Deita-se e, como de costume, não pede permissão. Sua recorrência me é completamente misteriosa, e, de novo, cá está.

Com certeza a amo. Sua precisa visita faz perceber o motivo pelo qual tanto fugi: Não tenho como olvidar alguém por quem nutri carinho tão devoto.


Seus dedos tamborilam pela minha pele mais uma vez, a maciez dos seus movimentos não negam, sei para onde se encaminham.
Como não notá-la? Como fugir dos laços em que suas mãos precisas e suaves tornavam a fazer abaixo do meu rosto?
A resposta já me é antiga companheira.
Ela não me sufoca enquanto dou-lhe as mãos.


segunda-feira, 28 de abril de 2014

Trilhos

Embarco, de novo.
Maquinista desconhecido à frente,

Ladeado por caminho desconhecido e já passa outra estação;
Descem amores, sorrisos, lágrimas e momentos

Segue esperança
Aprendizado
Amor
e

...Dor
Doravante!
Propulsiona: já ponho-me à frente de onde estive e então
Embarco, de novo.

sexta-feira, 15 de março de 2013

Penumbra

  Abriu os olhos, imóvel na escuridão em que se encontrava. Tentava ser um só com o silêncio, buscava conforto na ausência de tudo e todos. Gostava mais dos que já se foram, das coisas que não teve, dos que não gostava das mesmas coisas que ele.
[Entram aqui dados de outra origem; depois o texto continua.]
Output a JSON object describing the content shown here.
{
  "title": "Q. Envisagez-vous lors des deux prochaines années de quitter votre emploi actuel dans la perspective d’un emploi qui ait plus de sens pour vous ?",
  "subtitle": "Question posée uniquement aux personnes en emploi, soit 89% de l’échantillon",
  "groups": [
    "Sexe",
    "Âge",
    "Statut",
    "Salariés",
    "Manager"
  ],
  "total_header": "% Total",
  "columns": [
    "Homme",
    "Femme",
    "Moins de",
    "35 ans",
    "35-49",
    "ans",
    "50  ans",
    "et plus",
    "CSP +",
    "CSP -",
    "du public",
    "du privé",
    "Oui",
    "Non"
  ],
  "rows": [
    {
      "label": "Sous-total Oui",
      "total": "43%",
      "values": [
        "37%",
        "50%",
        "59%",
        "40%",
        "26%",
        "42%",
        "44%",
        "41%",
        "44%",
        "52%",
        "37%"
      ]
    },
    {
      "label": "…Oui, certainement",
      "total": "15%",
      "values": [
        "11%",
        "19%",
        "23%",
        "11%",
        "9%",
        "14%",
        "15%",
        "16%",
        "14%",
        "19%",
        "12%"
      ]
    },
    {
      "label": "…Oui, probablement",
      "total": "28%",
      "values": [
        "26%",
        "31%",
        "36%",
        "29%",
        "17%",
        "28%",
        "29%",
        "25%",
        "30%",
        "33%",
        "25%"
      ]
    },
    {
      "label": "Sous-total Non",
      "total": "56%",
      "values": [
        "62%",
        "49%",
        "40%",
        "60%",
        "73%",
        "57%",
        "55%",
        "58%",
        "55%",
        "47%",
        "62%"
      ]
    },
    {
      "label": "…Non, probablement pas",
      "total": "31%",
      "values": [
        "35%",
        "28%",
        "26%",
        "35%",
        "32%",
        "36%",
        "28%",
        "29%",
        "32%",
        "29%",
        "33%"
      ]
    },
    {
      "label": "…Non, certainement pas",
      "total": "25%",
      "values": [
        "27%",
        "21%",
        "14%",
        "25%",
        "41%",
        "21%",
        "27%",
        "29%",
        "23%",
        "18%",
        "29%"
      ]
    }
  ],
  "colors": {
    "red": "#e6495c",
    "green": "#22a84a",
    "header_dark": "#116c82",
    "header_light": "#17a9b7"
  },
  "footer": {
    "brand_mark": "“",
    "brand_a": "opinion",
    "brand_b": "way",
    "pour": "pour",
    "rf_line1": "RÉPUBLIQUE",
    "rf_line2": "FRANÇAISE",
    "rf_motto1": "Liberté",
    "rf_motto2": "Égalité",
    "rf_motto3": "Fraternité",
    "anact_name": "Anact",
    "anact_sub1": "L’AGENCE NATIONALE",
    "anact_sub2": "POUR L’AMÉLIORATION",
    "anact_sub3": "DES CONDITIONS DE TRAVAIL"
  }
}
  Em meio a escuridão percebeu que um vulto agora o encarava. Viu a edificação dos seus erros se erguer e o confrontar. Tudo em que falhara era o que realmente o havia moldado. Não se sentia fraco, sentia-se grato. Seus defeitos formaram sua personalidade, que não era a melhor ou pior, mas única. Abraçou os seus fracassos e momentos depois notou que eles passaram a se esvair. Acenou com o pesar de despedir-se de um grande companheiro e concluiu que dera um passo rumo ao lugar onde deveria chegar.
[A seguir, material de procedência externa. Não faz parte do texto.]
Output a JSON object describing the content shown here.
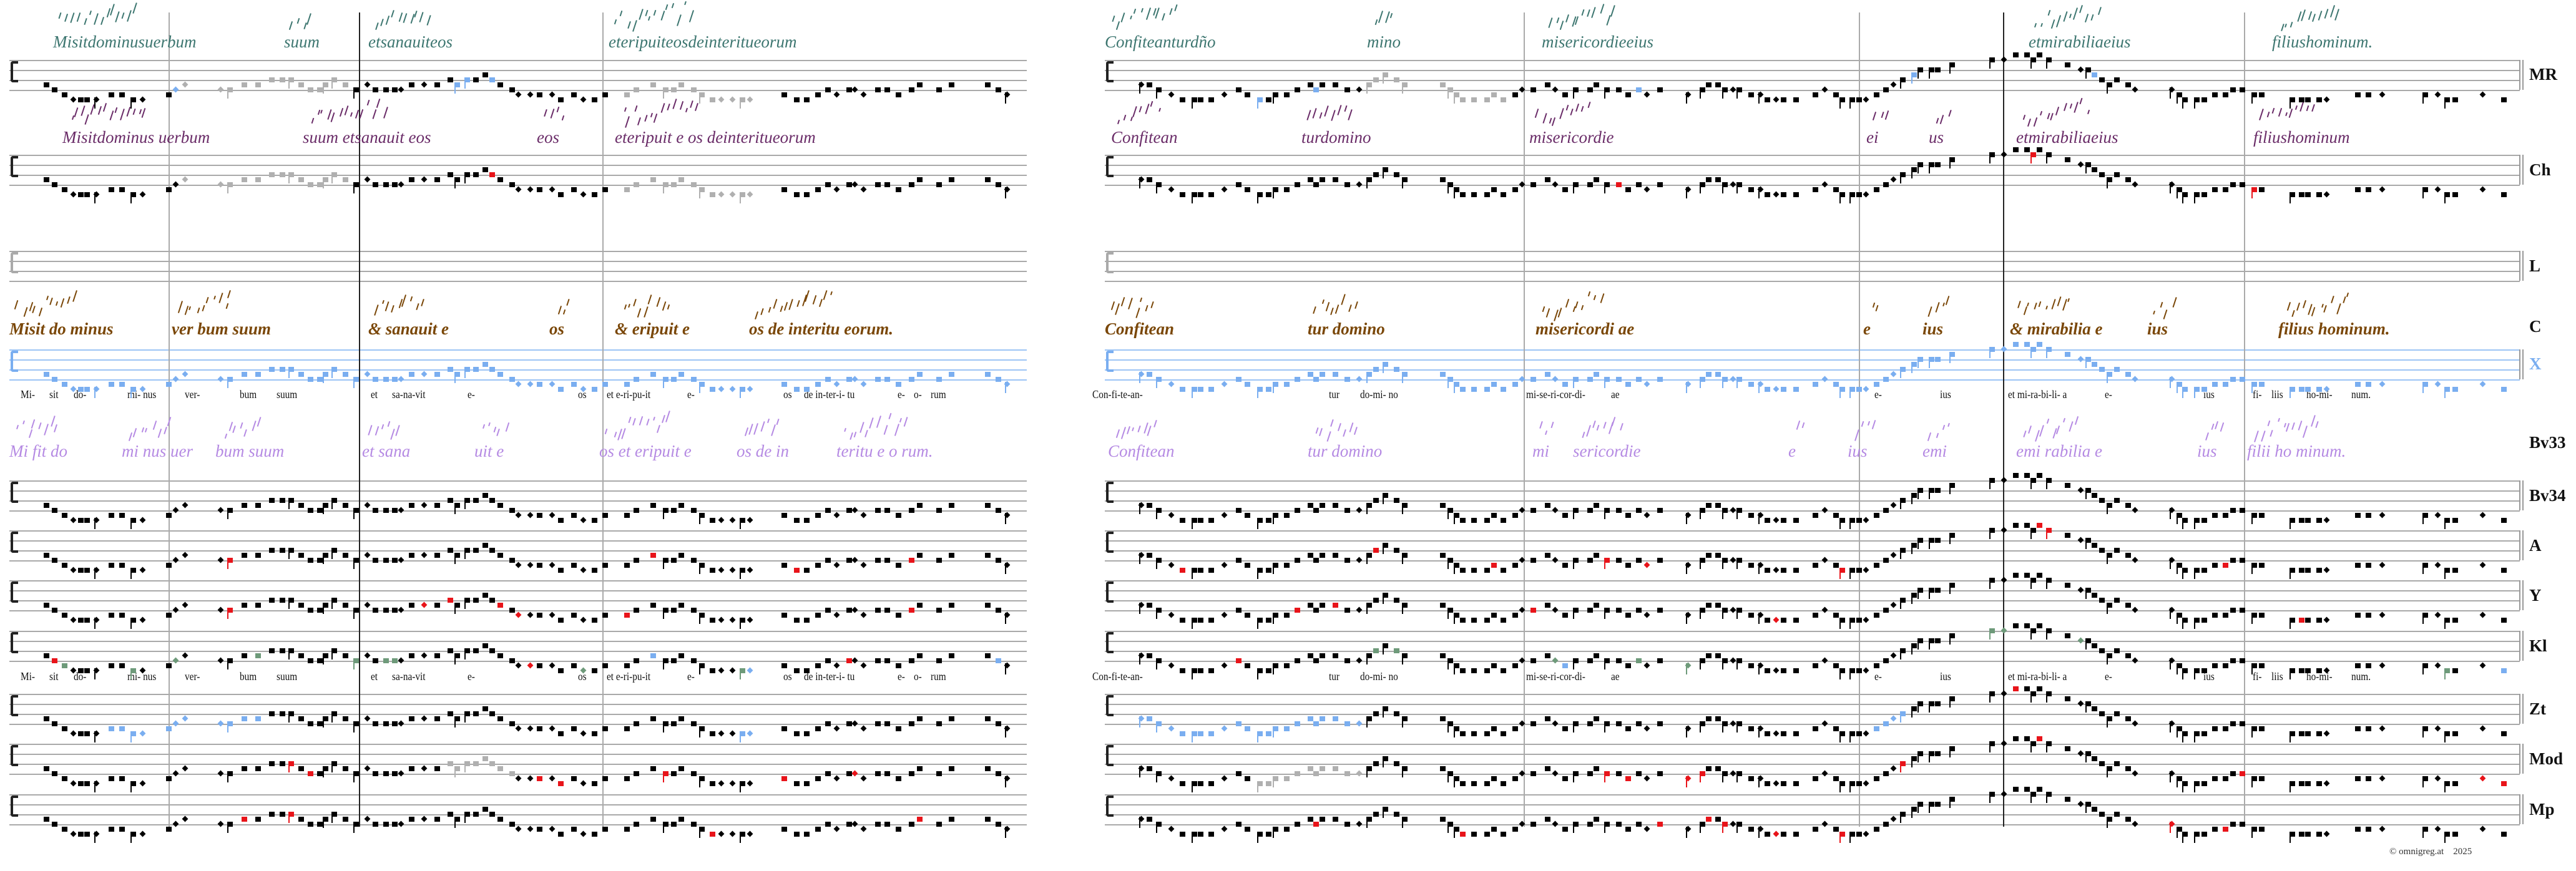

 Avistou um pequeno semblante encolhido, parecia soluçar e estremecer. Ao confrontá-lo descobriu seu nome: Vitória. Era uma criatura engraçada e de feições muito orgulhosas embora fosse  bastante pequena. Perguntou-lhe por que parecia triste e sentiu seu corpo estremecer com a resposta:

"Onde quer que eu exista sou procurada;
 De uns escapo, de outros sou tomada
 Eventualmente me alcançam e tão tenro é o momento
 Onde juntos cantamos e nos jogamos ao vento
 Risos e abraços proclamam em meu nome até que percebem...
 Que existem outras de mim e que rapidamente me sucedem,

 Que não sou única e suficiente
 Para segurar as ambições de tanta, tanta gente."

  Decidiu que a levaria sobre seus ombros, suportaria o peso e as consequências dela e de quantas do seu tipo encontrasse. Reparou que agora possuía os dois pés voltados para a mesma direção, seja lá o que lhe esperasse, era para lá que iria.
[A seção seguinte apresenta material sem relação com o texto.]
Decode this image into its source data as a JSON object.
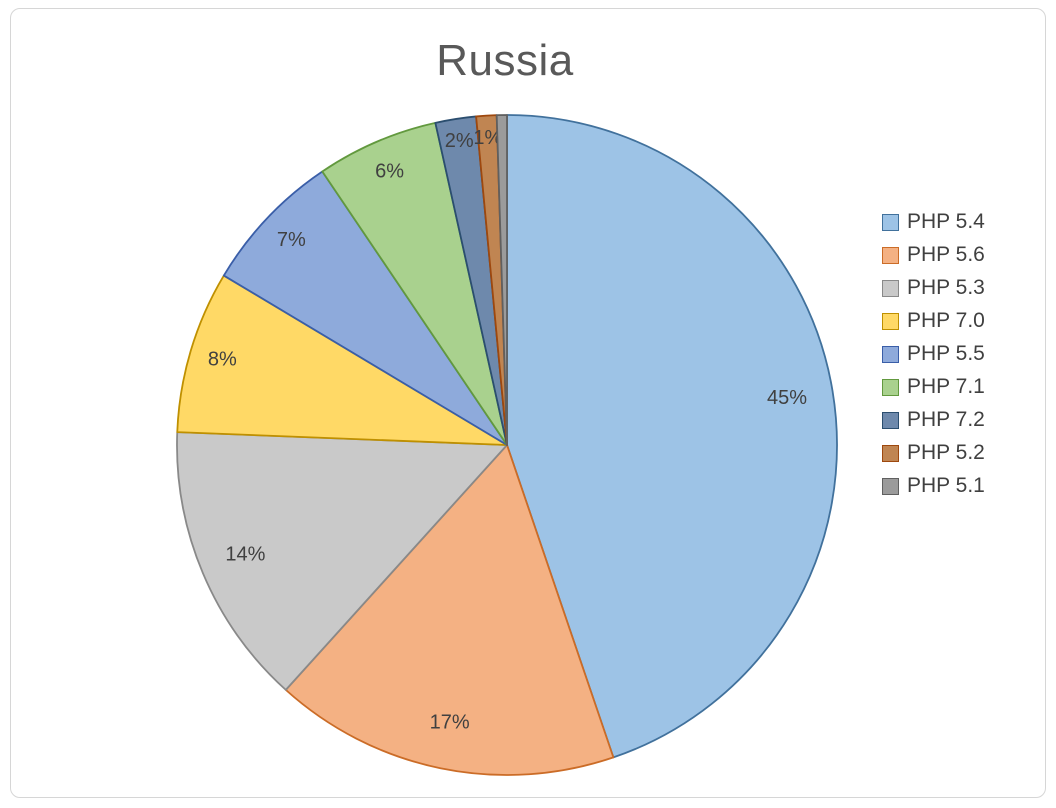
{
  "frame": {
    "background": "#FFFFFF",
    "border_color": "#D6D6D6"
  },
  "chart_data": {
    "type": "pie",
    "title": "Russia",
    "title_color": "#595959",
    "label_color": "#404040",
    "legend_position": "right",
    "start_angle_deg": 0,
    "direction": "clockwise",
    "categories": [
      "PHP 5.4",
      "PHP 5.6",
      "PHP 5.3",
      "PHP 7.0",
      "PHP 5.5",
      "PHP 7.1",
      "PHP 7.2",
      "PHP 5.2",
      "PHP 5.1"
    ],
    "values": [
      45,
      17,
      14,
      8,
      7,
      6,
      2,
      1,
      0.5
    ],
    "percent_labels": [
      "45%",
      "17%",
      "14%",
      "8%",
      "7%",
      "6%",
      "2%",
      "1%",
      ""
    ],
    "colors": [
      {
        "fill": "#9DC3E6",
        "stroke": "#41719C"
      },
      {
        "fill": "#F4B183",
        "stroke": "#CB6C27"
      },
      {
        "fill": "#C9C9C9",
        "stroke": "#898989"
      },
      {
        "fill": "#FFD966",
        "stroke": "#BF9000"
      },
      {
        "fill": "#8EAADB",
        "stroke": "#3A5EA8"
      },
      {
        "fill": "#A9D18E",
        "stroke": "#62993E"
      },
      {
        "fill": "#6E89AC",
        "stroke": "#2B4E6F"
      },
      {
        "fill": "#C08552",
        "stroke": "#9E480E"
      },
      {
        "fill": "#9B9B9B",
        "stroke": "#606060"
      }
    ]
  }
}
segunda-feira, 13 de agosto de 2012

À deriva

Abrira os olhos para tomar conhecimento das nuvens que se amontoavam sobre sua cabeça, as via, mas não queria enxergar que o inverno se instalara em sua vida e não lá fora.
A estranha fluidez com que o chão se movia sob seu corpo o fazia se sentir desconfortável, percebera enfim que não havia chão, e com a realização chegara o devaneio: não haviam estações, não se tratava de invernos e verões, estava à deriva, seu mundo se resumia em água, sal e medo.
Se perguntou o que faria se não havia o que enxergar, ou ao menos para onde ir.
Decidiu afogar-se em todos os cheiros e sensações que pudesse, fechou os olhos e afundou, embora sem sucesso, o sal amargara sua boca e fazia seus olhos arderem, impunham-lhe a condição e a eterna lembrança de como e onde estava, embora não soubesse como havia parado ali.
Passaram-se horas, dias, anos talvez, quem poderia dizer? Sentia-se mais leve enquanto a água acariciava suas costas, decidiu que mesmo sem saber para onde ir, se esforçaria, iria a algum lugar, mas onde quer que chegasse, sabia, carregaria consigo para sempre as lembranças e o sal do tempo em que apenas flutuava...

Motiva

Até que ponto ainda esperamos o vislumbre de algo que ainda não sabemos?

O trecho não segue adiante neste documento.